In my designs, I actually consider these so-called "mobile view" a second-class priority. But regardless of what corporate web-destroyers (2) take such priority to mean; I actually mean it will be fully-functional, but not necessarily "extravangant as originally designed", done under least-effort-to-reach-standard basis. I design sites from a theoretical standpoint to be readable without devolving into a sidescroller in such environment, with all navigation and actions reachable and usable:

  • The thing will be viewable in plain HTML (i.e. functional when stylesheet and images went kaput), as always.
  • Proper viewport metadata will be set (even if it was just a dumb `initial-scale=1`).
  • Both traditional CSS 2.0 "mobile" media type and CSS/MovingGoalpost's media query-based styling will be provided.
  • Images will be limited to available width, whenever applicable.
  • It will be comfortable to use for anyone with 24 KiB/sec download rate or better. (And would still be usable, though not comfortable, at 3 KiB/sec dial-up/sub-GPRS speed)
  • No JavaS'creep generally.

In reality, when coding my design for this, I piggyback such mobile accommodations onto my support for retro-browsers running under low-resolution screen (3); which have several elements in common. But by treating mobile accommodations that way, it means:

  • No real effort will be made on testing it on such device (since I don't use one).
  • No attempt will be made to accommodate anyone who doesn't set his browser's default font size to the one he's comfortable reading.
  • No attempt will be made to dumb-down the navigation. (No hamburger menu for you; half-screen list of navigation links is there, take it or leave it)
  • No attempt will be made to dumb-down the content into bite-sized chunks. (If you insist to read 20-printed-pages essay on a 4-inch screen, or peeking/pinch-zooming at an A3-sized diagram through such tiny viewport; be my guest)
  • No evil act of user-agent sniffing would be committed for such users' sake.

Views on such devices would serve to get the point across for any poor unfortunate souls who get used (4) by such addiction-engineered gadgets; but not much else. If someone with such device still have any problem viewing my pages despite of such accommodations I made, he is welcome to take emergency measure such as disabling stylesheet and/or images. (If he knows how to, and being lucky enough to use a mobile browser which allowed him to do so in the first place)

As the well-known rant says, pages which are viewable in plain HTML don't care if you are reading it from a pricey workstation with 4K display, squinted from a 240x320 screen of a 2G dumbphone, or hammering out its view out on an antique 72 CPL teleprinter.

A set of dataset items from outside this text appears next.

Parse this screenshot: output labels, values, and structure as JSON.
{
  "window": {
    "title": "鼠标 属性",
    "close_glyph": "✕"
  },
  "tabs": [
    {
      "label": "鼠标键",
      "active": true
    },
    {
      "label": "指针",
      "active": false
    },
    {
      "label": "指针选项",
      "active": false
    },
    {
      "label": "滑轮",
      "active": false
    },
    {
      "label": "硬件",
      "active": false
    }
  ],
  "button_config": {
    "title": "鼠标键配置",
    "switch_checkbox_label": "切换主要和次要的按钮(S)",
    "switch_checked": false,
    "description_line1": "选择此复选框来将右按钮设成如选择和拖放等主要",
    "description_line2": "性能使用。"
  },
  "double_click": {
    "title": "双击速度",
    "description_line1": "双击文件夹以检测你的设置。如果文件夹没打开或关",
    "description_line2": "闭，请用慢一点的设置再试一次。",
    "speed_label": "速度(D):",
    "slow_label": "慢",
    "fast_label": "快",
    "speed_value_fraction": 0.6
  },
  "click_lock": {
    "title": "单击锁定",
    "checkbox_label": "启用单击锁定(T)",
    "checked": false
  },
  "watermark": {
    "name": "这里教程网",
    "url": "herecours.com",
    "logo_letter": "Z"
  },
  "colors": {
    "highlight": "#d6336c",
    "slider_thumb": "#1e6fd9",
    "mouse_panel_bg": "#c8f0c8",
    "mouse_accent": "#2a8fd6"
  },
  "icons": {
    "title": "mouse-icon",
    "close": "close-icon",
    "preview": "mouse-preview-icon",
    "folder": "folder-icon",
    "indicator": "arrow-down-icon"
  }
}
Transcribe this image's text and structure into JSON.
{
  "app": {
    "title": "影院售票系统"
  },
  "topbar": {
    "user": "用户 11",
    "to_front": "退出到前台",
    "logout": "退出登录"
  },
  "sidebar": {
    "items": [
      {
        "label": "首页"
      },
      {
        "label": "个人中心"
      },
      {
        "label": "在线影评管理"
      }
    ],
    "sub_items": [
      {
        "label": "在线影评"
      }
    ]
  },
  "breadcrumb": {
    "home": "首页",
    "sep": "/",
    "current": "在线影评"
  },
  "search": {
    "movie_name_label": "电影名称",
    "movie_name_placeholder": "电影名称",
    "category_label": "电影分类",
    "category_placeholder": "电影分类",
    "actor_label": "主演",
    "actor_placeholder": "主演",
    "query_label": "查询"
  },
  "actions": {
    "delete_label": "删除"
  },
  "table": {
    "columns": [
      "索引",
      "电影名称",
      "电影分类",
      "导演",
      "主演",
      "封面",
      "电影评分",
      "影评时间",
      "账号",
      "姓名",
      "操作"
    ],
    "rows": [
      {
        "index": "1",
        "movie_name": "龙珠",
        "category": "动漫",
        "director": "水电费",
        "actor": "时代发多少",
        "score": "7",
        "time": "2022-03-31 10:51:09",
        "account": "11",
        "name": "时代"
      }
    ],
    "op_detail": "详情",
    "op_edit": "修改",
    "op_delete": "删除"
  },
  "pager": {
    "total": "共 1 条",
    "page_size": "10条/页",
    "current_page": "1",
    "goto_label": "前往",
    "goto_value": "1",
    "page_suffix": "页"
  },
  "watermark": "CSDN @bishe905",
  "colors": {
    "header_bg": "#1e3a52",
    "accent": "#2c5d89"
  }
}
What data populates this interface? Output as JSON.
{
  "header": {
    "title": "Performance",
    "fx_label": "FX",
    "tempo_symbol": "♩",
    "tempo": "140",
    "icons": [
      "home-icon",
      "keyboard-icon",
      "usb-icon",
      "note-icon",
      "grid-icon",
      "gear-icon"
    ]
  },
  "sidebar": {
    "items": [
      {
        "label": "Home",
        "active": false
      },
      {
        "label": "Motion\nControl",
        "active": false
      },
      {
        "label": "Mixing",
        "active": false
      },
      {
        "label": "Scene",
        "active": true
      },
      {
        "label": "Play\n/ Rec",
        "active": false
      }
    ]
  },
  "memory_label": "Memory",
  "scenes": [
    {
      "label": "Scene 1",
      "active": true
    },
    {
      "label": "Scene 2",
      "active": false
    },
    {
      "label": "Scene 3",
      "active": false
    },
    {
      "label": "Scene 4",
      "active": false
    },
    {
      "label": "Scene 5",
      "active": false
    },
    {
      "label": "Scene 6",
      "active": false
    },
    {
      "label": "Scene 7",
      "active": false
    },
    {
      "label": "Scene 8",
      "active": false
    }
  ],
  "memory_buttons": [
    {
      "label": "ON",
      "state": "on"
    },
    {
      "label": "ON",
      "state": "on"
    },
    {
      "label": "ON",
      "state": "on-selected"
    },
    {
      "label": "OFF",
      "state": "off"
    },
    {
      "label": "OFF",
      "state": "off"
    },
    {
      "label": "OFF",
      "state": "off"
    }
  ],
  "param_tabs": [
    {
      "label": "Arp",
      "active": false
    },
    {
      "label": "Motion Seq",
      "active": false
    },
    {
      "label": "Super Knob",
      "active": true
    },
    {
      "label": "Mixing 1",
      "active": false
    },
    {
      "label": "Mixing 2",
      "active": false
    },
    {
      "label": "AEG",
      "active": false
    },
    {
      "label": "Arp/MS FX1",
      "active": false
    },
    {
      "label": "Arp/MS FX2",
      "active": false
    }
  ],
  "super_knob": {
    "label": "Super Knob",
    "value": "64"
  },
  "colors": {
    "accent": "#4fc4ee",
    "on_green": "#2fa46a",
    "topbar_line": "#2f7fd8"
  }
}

Nevertheless, on my pages which I feel that their effective "mobile view" doesn't do my original design a justice, I will note somewhere on them that they're "Best viewed on a real computer"; even that the mobile-based viewer didn't actually feel that his view was degraded in any way.



(1) Or in the word of their proponents: smartphone.

(2) I refuse to call most of such people "web developers".

(3) I often accommodate down to 640x480 pixel resolution-- the mainstream screen resolution back when the general public was first exposed to the graphical WWW in the Mosaic days; but I make no accommodation for palettized display however. (And yes, I personally deem retro desktop browsers higher priority than mobile)

(4) I would argue that many of them are not users-- they are rather the used (or use-ee) at this point.